Türkiye’ye ve Azerbaycan’a “mesaj vermek” isteyen Rus İstihbarat Servisi KGB’nin düzenlediği sabotaj sonucu, Azerbaycan Devlet Enerji Kurumu Socar’ın Hazar Denizi’nde işlettiği petrol platformunda yangın çıktı. 32 işçinin hayatını kaybettiği olay sonrasında Cumhurbaşkanı Erdoğan’ın gönderdiği; “Azerbaycan’a bu zor gününde gerekli desteği vermeye hazır olduğunu” belirten taziye mesajı aslında Rusya’ya gönderilen, “verdiğiniz mesajı aldım, bu da benim mesajım” karşılığıydı.
Rusya ile Türkiye arasındaki “karşılıklı mesajlaşmanın” asıl sebebi ise aslında o kadar da yakınlara dayanmıyor.
Türkiye ile Azerbaycan arasında Aralık 2011 yılında imzalanan ve ilk doğalgaz akışının 2018 yılında başlayacağı TANAP Doğalgaz Anlaşması ile, Azerbaycan doğalgazının Tiflis üzerinden Ceyhan, Yunanistan ve Bulgaristan sınırlarına kadar ulaştırılması için ev sahipliği yapacak olan Türkiye, Azerbaycan için can alıcı bir önem taşıyor.
Avrupa pazarına doğalgazını ulaştırarak Rusya’nın hegemonyasından kurtulmaya çalışan Azerbaycan’ın doğalgazına bizim de ihtiyacımız olduğu gerçeği Hükümet tarafından gayet iyi bilindiği halde, Rus savaş uçağının düşürülmesi sonrasında kamuoyu tarafından ilk kez fark edildi.
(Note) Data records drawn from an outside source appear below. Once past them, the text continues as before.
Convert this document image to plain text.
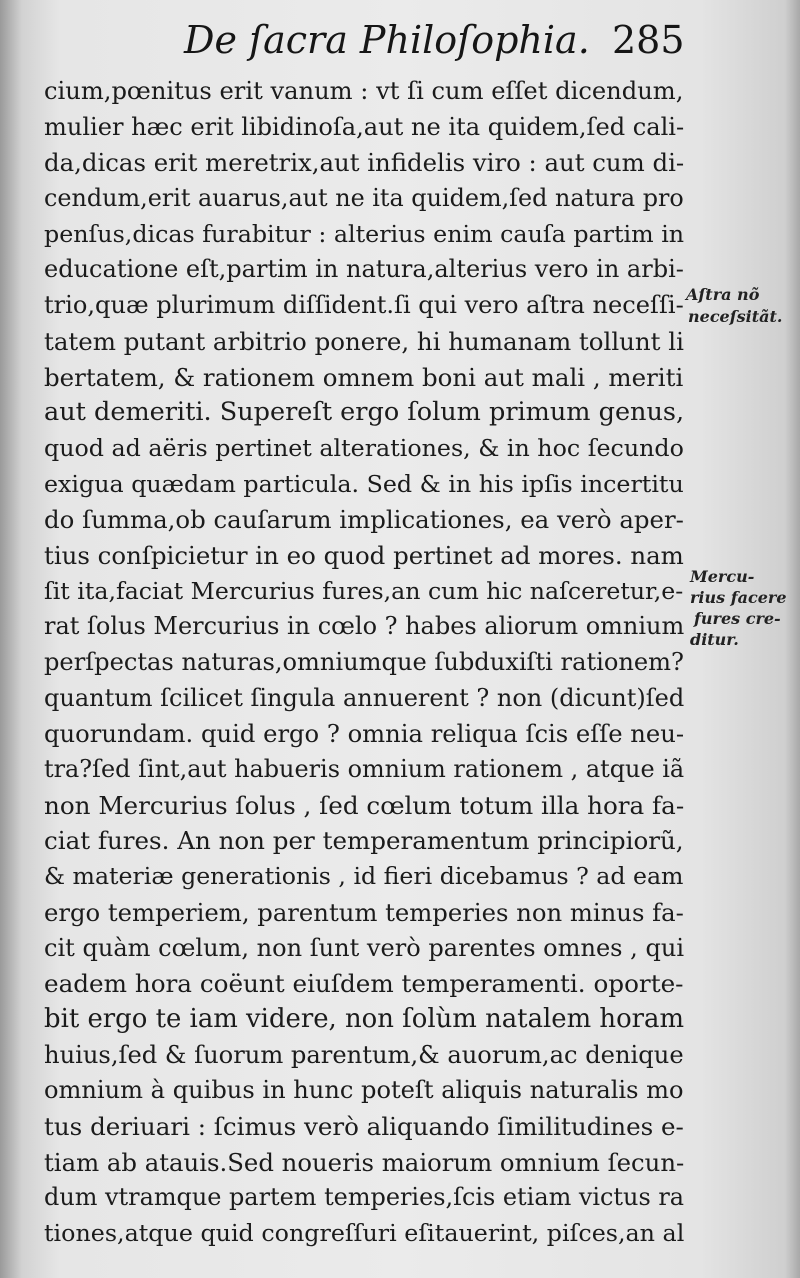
De ſacra Philoſophia. 285
cium,pœnitus erit vanum : vt ſi cum eſſet dicendum,
mulier hæc erit libidinoſa,aut ne ita quidem,ſed cali-
da,dicas erit meretrix,aut infidelis viro : aut cum di-
cendum,erit auarus,aut ne ita quidem,ſed natura pro
penſus,dicas furabitur : alterius enim cauſa partim in
educatione eſt,partim in natura,alterius vero in arbi-
trio,quæ plurimum diſſident.ſi qui vero aſtra neceſſi-
tatem putant arbitrio ponere, hi humanam tollunt li
bertatem, & rationem omnem boni aut mali , meriti
aut demeriti. Supereſt ergo ſolum primum genus,
quod ad aëris pertinet alterationes, & in hoc ſecundo
exigua quædam particula. Sed & in his ipſis incertitu
do ſumma,ob cauſarum implicationes, ea verò aper-
tius conſpicietur in eo quod pertinet ad mores. nam
ſit ita,faciat Mercurius fures,an cum hic naſceretur,e-
rat ſolus Mercurius in cœlo ? habes aliorum omnium
perſpectas naturas,omniumque ſubduxiſti rationem?
quantum ſcilicet ſingula annuerent ? non (dicunt)ſed
quorundam. quid ergo ? omnia reliqua ſcis eſſe neu-
tra?ſed ſint,aut habueris omnium rationem , atque iã
non Mercurius ſolus , ſed cœlum totum illa hora fa-
ciat fures. An non per temperamentum principiorũ,
& materiæ generationis , id fieri dicebamus ? ad eam
ergo temperiem, parentum temperies non minus fa-
cit quàm cœlum, non ſunt verò parentes omnes , qui
eadem hora coëunt eiuſdem temperamenti. oporte-
bit ergo te iam videre, non ſolùm natalem horam
huius,ſed & ſuorum parentum,& auorum,ac denique
omnium à quibus in hunc poteſt aliquis naturalis mo
tus deriuari : ſcimus verò aliquando ſimilitudines e-
tiam ab atauis.Sed noueris maiorum omnium ſecun-
dum vtramque partem temperies,ſcis etiam victus ra
tiones,atque quid congreſſuri eſitauerint, piſces,an al
Aſtra nõ
neceſsitãt.
Mercu-
rius facere
fures cre-
ditur.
Bununla birlikte fiili olarak Türkiye ve Azerbaycan’ın karşılıklı menfaatlerde uzlaşmaları sonucu “doğal bir ittifak” ortaya çıktı. Bu “doğal ittifak” ise meyvelerini hemen verdi ve Başbakan Davutoğlu ile Cumhurbaşkanı Aliyev arasında çok kısa bir sürede bir çok anlaşma imzalandı.
Hatta bundan daha güzeli ise, Şahdeniz bölgesinde TPAO’un doğalgaz aranmasına, BOTAŞ’ın ise doğalgaz boru hattına yaptığı ortaklık yatırımları. Bu ortaklıklar sonucu, bölgede doğalgaz bulunduğu andan itibaren Türkiye olarak bu doğalgaza ortak olacağımız gibi, Azerbaycan’ı Avrupa ve dünya pazarları ile buluşturduğumuzda alacağımız yıllık komisyon ücreti milli gelire önemli katkıda bulunacak. Üstelik BOTAŞ, Balkanlarda olağanüstü etkin bir pozisyona geçecek.
Azerbaycan doğalgazı Avrupa’ya ulaştığı anda ise, Rus doğalgazına en fazla bağımlı olan Almanya ve Türkiye konjonktürel olarak daha da rahatlayacak ve Rusya kendi doğalgazına müşteri bulamayacaktı.
Fakat, Rusya ise bütün bu hamleler karşısında boş durmuyor tabii ki. Mayıs 2014 yılında imzaladığı doğalgaz satış anlaşması ile Çin’e 30 yıl boyunca 400 milyar USD değerinde doğalgaz satışı gerçekleştirecek.
Görünen o ki aslında verilen bütün savaşlar enerji temeli üzerinde yaşanıyor. İşgal ve müdahale edilen ülkeye “özgürlük ve demokrasiyi getirme” gibi duygusal mesajlar ise nefsinin özgür olmasını isteyenleri ikna ediyor sadece.